You see, though the job search process IS about the target audience, you must first have intimate knowledge of your own value before draping your narrative around their needs.

Moreover, you will ferret out the right word stories from your career chest that meet the requirements, soothe the pains of and delight the target reader in showing how you can do things for them they know they want and some things they may not even have known they need. Surprise them a little!

This value proposition is not just one comprised of buzzwords that meet keyword scans (though, keywords should intuitively be knit into the fabric); it is not one that is shaved down to the scalp of the resume so that it is devoid of style, flow and texture (yep, a 7-page resume generally is considered too long, I agree; but getting all bound up by 1- and 2-page resume limits may prove to be fatal to your message); it is not one that caters to the 30-second-only initial scan (though a glimpse-able resume ‘design style’ will facilitate that initial, shorter ‘look’).
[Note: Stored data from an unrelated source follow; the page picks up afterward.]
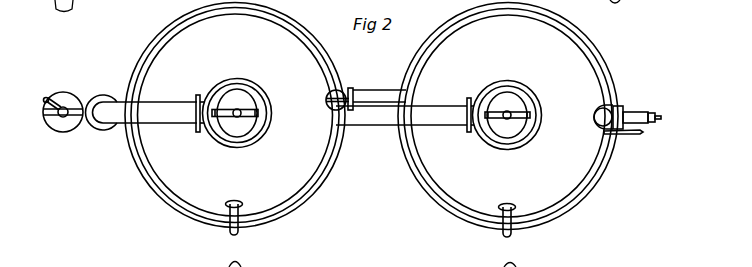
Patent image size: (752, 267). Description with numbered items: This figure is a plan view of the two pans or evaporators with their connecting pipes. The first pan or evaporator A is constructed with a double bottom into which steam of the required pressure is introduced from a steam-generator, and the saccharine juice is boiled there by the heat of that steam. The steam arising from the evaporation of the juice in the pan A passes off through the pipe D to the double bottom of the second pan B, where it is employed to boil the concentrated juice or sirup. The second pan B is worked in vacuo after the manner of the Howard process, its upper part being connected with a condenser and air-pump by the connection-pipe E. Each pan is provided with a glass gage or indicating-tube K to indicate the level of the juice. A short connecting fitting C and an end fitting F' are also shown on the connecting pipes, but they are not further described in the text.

The pan or evaporator A is at (508, 116).
The second pan B is at (235, 115).
The connecting rod with swivel disc C is at (366, 99).
The pipe D is at (405, 115).
The connection-pipe E is at (123, 112).
The end fitting / nozzle F' is at (627, 118).
The glass gage or indicating-tube K is at (371, 228).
Attract Your Reader With a Substantive Story

Instead, it is rich with substance, story and emotion that lifts the reader from his seat, that transports his vision of you as a capable and impressive candidate who will be part of the team that drives home the ball, that, despite swings and misses, will keep on swinging and aspiring to improve your game to the advantage of the organization.

So, please, release yourself from outdated job search rules; your resume most likely will be read on a screen that is easily skimmable, where the font can be expanded or shrunk at will, where fluidity and flexibility abound and where less is not always more.

As long as your resume story is well organized with a focused, snapshot image at the ‘front’ end (the popular phrase for this key-information placement is ‘above the fold’), supported by relevant details that help the reader easily imagine your fit into their ever-moving, growing and successful career team, then you have won the resume challenge.

Be You-Nique. Do not follow the throngs when reporting on CareerYou!